Introduction to texor
tools for converting LaTeX source files into RJ-web-articles
Source:vignettes/introduction-to-texor.Rmd
introduction-to-texor.Rmd
Introduction
texor is a proposed package that can help in converting old LaTeX based documents, research papers to HTML through intermediate conversions. This is particularly a problem for R Research papers where HTML export was not available and hence modern compatibility to export a HTML file was missed out. To bring these documents online HTML based webpages are a much better alternative as opposed to PDFs and to solve the lack of web versions texor will provide a mechanism.
Conversion Workflow:
Stage 0 : preparing to convert
In this stage, we will check the basics like using correct path, normalizing the path,extracting the file_name/ wrapper_name etc..
# normalizing path using xfun package
dir <- xfun::normalize_path(dir)
# getting wrapper file name
wrapper_file <- texor::get_wrapper_type(dir)
# getting the main LaTeX file name
file_name <- texor::get_texfile_name(dir)

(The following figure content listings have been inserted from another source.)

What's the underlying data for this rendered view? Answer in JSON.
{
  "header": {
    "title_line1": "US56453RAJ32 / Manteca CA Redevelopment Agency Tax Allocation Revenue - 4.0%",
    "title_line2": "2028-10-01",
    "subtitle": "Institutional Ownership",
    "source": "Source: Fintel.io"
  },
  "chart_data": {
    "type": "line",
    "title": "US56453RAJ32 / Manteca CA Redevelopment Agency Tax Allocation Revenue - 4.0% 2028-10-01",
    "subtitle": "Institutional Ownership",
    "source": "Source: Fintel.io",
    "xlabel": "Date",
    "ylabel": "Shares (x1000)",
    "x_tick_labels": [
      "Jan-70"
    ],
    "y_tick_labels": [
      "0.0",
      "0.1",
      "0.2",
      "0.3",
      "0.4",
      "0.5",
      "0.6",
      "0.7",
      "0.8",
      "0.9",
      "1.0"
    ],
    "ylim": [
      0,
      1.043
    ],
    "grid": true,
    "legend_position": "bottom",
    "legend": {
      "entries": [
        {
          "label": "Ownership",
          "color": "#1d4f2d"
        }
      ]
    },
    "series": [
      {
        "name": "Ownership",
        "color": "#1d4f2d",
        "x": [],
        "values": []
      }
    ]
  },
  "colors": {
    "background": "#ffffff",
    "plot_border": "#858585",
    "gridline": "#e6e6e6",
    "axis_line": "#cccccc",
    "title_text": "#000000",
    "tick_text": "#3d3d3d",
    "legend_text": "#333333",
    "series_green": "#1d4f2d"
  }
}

Stage 1 : Copying/Removing Style files
Pandoc does not need, all of the style files as it is not trying to compile, but rather convert. Hence, to workaround certain limitations, we have to remove the RJournal.sty file and include a new style file which redefines certain commands.
# This function will remove RJournal.sty file,
# Copy the Metafix.sty file and link it in wrapper.
texor::include_style_file(dir)
Stage 2 : Handling Bibliographies
As we do not desire the embedded bibliography to be included as a div element in the article itself, we need to convert it to Bibtex format.
For removing the bibliography div elements from the article we use a Lua filter later on.
For converting the embedded bibliography we use rebib package. By default I have set up the bibliography aggregation function, which will logically create/update the bibtex file and include it in the article_tex_file as well (if not linked).
# bibliography aggregation when both bibtex and embedded bibliography available,
# Using Bibtex file for bibliography if no embedded bibliography available,
# Create a new bibtex file using the embedded bibliography in the document.
rebib::aggregate_bibliography(dir)
Stage 3 : Handing Figures
Texor package creates a yaml report about the figure environments, including tikz, algorithm2e images. There is also a logical function which uses pandoc’s Image data for converting PDF images to PNG.
data <- texor::handle_figures(dir, file_name)
Stage 4 : Patching Environments
Pandoc does not support certain environments, like:
in figures : figure*, algorithmic, algorithm. in table : table*.
in code : example, example*, Sin, Sout, Scode, Sinput, Soutput,
smallverbatim, boxedverbatim.
Here, texor will use the stream editor to patch these environments to
the default types figure
,table
and
verbatim
.
There is also a function to patch equations (especially eqnarray environment).
texor::patch_code_env(dir)
texor::patch_table_env(dir)
texor::patch_figure_env(dir)
texor::patch_equations(dir)
Stage 5 : Converting the LaTeX document to Markdown
Here we will convert the document to Markdown, with a lot of Lua filters modifying the document.
pre_conversion statistics will read through the article and find statistical elements like figure, table, code blocks, citations etc.
meta <- texor::pre_conversion_statistics(dir)
texor::convert_to_markdown(dir)
Stage 6 : Copying over dependency files
This function will copy the files such as figures of all kinds, bibtex file, pdfs etc. to the /web folder.
texor::copy_other_files(dir)
Stage 7 : Converting the Markdown to Rmarkdown
In this stage we convert the markdown to Rmarkdown by reading and adding metadata information like ctv,CRANpkgs,BIOpkgs,slug,author metadata, title, abstract,etc..
We also add important parameters for
rjtools::rjournal_web_article
like:
- self_contained = TRUE
- toc = FALSE
- legacy_pdf = TRUE
- web_only = TRUE
- mathjax = “https://cdn.jsdelivr.net/npm/mathjax@3/es5/tex-chtml-full.js”
texor::generate_rmd(dir)
Stage 8 : Creating RJ-web-article from the Rmarkdown file
texor::produce_html(dir)
Note on Dependencies
This package is involved with solving conversion problems on multiple fronts, thus has to rely on multiple software tools. A list with reasoning is included here:
- Pandoc (min: V3.1) 1 : To convert the basic LaTeX to rmarkdown.
- poppler pdfutils : To convert embedded PDF to PNG.
- LaTeX/TinyTex2 : For Tikz and PDF article generation.
- rebib : For bibliography conversions/aggregations.
- rjtools : For the rjournal_web_article template.
- stringr : for string manipulation functions.
- Lua filters 3 4 : Filters for manipulation of ingested files.